When I was six, I was hospitalized because I needed a blood transfusion. Not much to report there; I’m labeled a “poor historian” in my medical charts, but it’s actually not my fault. For example, I only found out a few years ago (in my mid-20s) that I had seizures as a baby.


I’m child number four (out of five siblings), so I think by the time I came around, there was just too much noise to keep track of. I get it. Well, I do now, anyway. I was pretty pissed when I found out. Mostly because I also had a history of being a “baby scientist” and exploring my environment:


For example, at age three, I figured out that if you stick nail scissors in an electrical socket, it creates a spark. I also learned that it’s wrong to eat too many grape-flavored chewable Tylenol, and the aftermath is a chaotic scene of an adult who panics and yells until someone brings home a bottle of Ipecac syrup for you to gulp down until you vomit. (Ipecac was a syrup used in 1990 to induce vomiting in children who swallowed poison/things they shouldn’t. They’ve since discontinued Ipecac, but not grape-flavored Children’s Chewable Tylenol. Weird.)


In any case, I somehow made it out of my toddler years alive. I’ve had boyfriends joke about the small dent in the back of my head from when I rolled off a bed as a baby. I’m telling you, in a house full of people, someone gets forgotten. Although, it could have also been from the time I played hokey-pokey in an empty bathtub while waiting for my mom to come give me a bath. “You put your head in, you put your head out…” Yeah.
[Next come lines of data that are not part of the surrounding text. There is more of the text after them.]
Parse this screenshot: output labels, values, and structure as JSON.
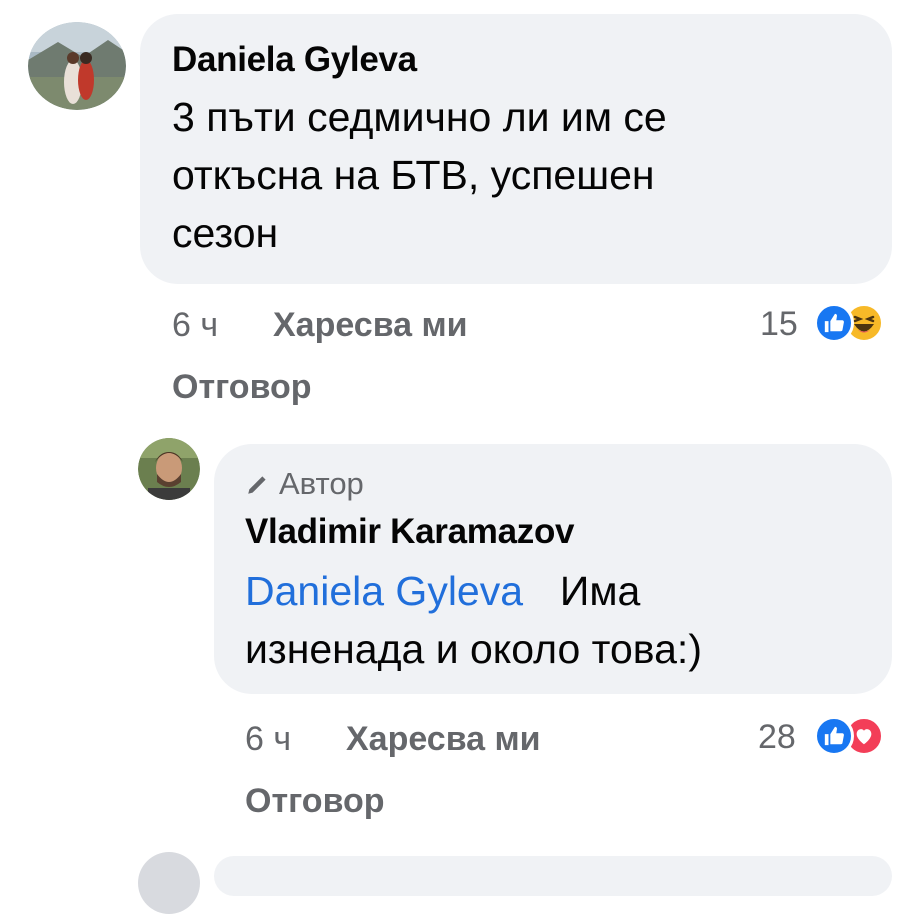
{
  "comments": [
    {
      "author": "Daniela Gyleva",
      "text_lines": [
        "3 пъти седмично ли им се",
        "откъсна на БТВ, успешен",
        "сезон"
      ],
      "time": "6 ч",
      "like_label": "Харесва ми",
      "reply_label": "Отговор",
      "reaction_count": "15",
      "reactions": [
        "like-icon",
        "haha-icon"
      ]
    },
    {
      "badge": "Автор",
      "author": "Vladimir Karamazov",
      "mention": "Daniela Gyleva",
      "text_first": "Има",
      "text_second": "изненада и около това:)",
      "time": "6 ч",
      "like_label": "Харесва ми",
      "reply_label": "Отговор",
      "reaction_count": "28",
      "reactions": [
        "like-icon",
        "love-icon"
      ]
    }
  ],
  "colors": {
    "bubble": "#f0f2f5",
    "meta": "#65676b",
    "mention": "#216fdb",
    "like_blue": "#1877f2",
    "love_red": "#f33e58",
    "haha_yellow": "#f7b928"
  }
}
What on earth was I thinking as a toddler? I should have known better.


While I was reminding my family members to pay attention to me so that I don’t die, my dad was starting his medical career – his own private practice as a medical doctor.


So, I think it’s safe to say that I will wait to have my own baby scientists. I want to be there to watch their experiments from hypothesis to conclusion. (And to interject if need be.) I also will make sure to keep their medical charts and gift it to them when they graduate high school or college.


Needless to say, the result of having “knowledge holes” in my medical history has resulted in me feeling extra passionate about understanding how our body works, why we function the way we do and what we can do to lead a healthier, happier lifestyle.